Et Auger sonda, d'un regard habile, le regard de son maître, pour voir l'effet que produirait sur lui sa déclaration.
« Comment ! s'écria Réveillon au comble de la joie, vous travaillez à mon élection, Auger ?
- C'est-à-dire que je parle à tous en votre faveur ; je suis en relation avec bien du monde, et les ouvriers ont tous une influence plus ou moins grande sur quelques électeurs.
- Et m'appuie-t-on ?
- Oui, certainement ; mais...
- Mais ?... fit Réveillon inquiet. Mais quoi ?
- Vous n'êtes pas assez répandu.
- Dame ! je suis un homme d'intérieur, moi, dit Réveillon ; je vis en famille.
- Il ne suffit pas de représenter les vertus de la famille aux états généraux, on suppose que vous nommeriez un député de famille aussi.
- Qui faudrait-il nommer ?
- Ah ! monsieur, voilà ! dit Auger avec une réserve grosse de mystère.
- Eh bien, parlez, mon cher Auger.
- Monsieur, il faut au peuple des députés du peuple.
- Qu'appelez-vous des députés du peuple ? » dit Réveillon avec fermeté ; car il était bien entier dans ses opinions, et nous le voyons se dessiner dans l'histoire peu soucieux de popularité à l'endroit des émeutes.
Auger sentit qu'il allait trop loin : il avait espéré que l'ambition modifierait la nuance de son maître.
Réveillon répéta sa question.
« Voyons, dit-il, encore une fois, qu'appelez-vous un député du peuple ? Expliquez-vous.
- Monsieur, répliqua humblement Auger, je ne fais pas de politique, moi ; je ne suis pas électeur.
- Eh bien, je vais vous dire, moi, fit Réveillon en s'animant, je vais vous dire qui ferait, à mon avis, un excellent député pour les états généraux. »

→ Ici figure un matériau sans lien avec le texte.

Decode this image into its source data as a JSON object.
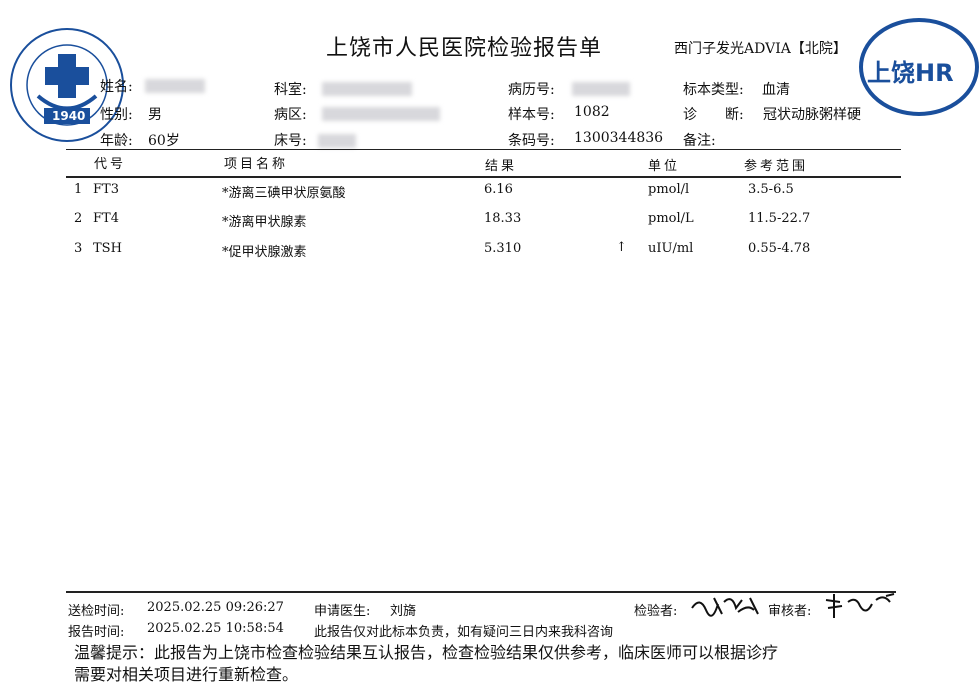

Ici, le brave fabricant de papiers peints prit une pose d'orateur, et se cambra comme s'il était déjà à la tribune.
« J'écoute respectueusement, monsieur, dit Auger.
- D'abord, reprit Réveillon, j'appelle le roi mon maître. »
Auger s'inclina en souriant ; jusque-là, Réveillon ne se compromettait pas.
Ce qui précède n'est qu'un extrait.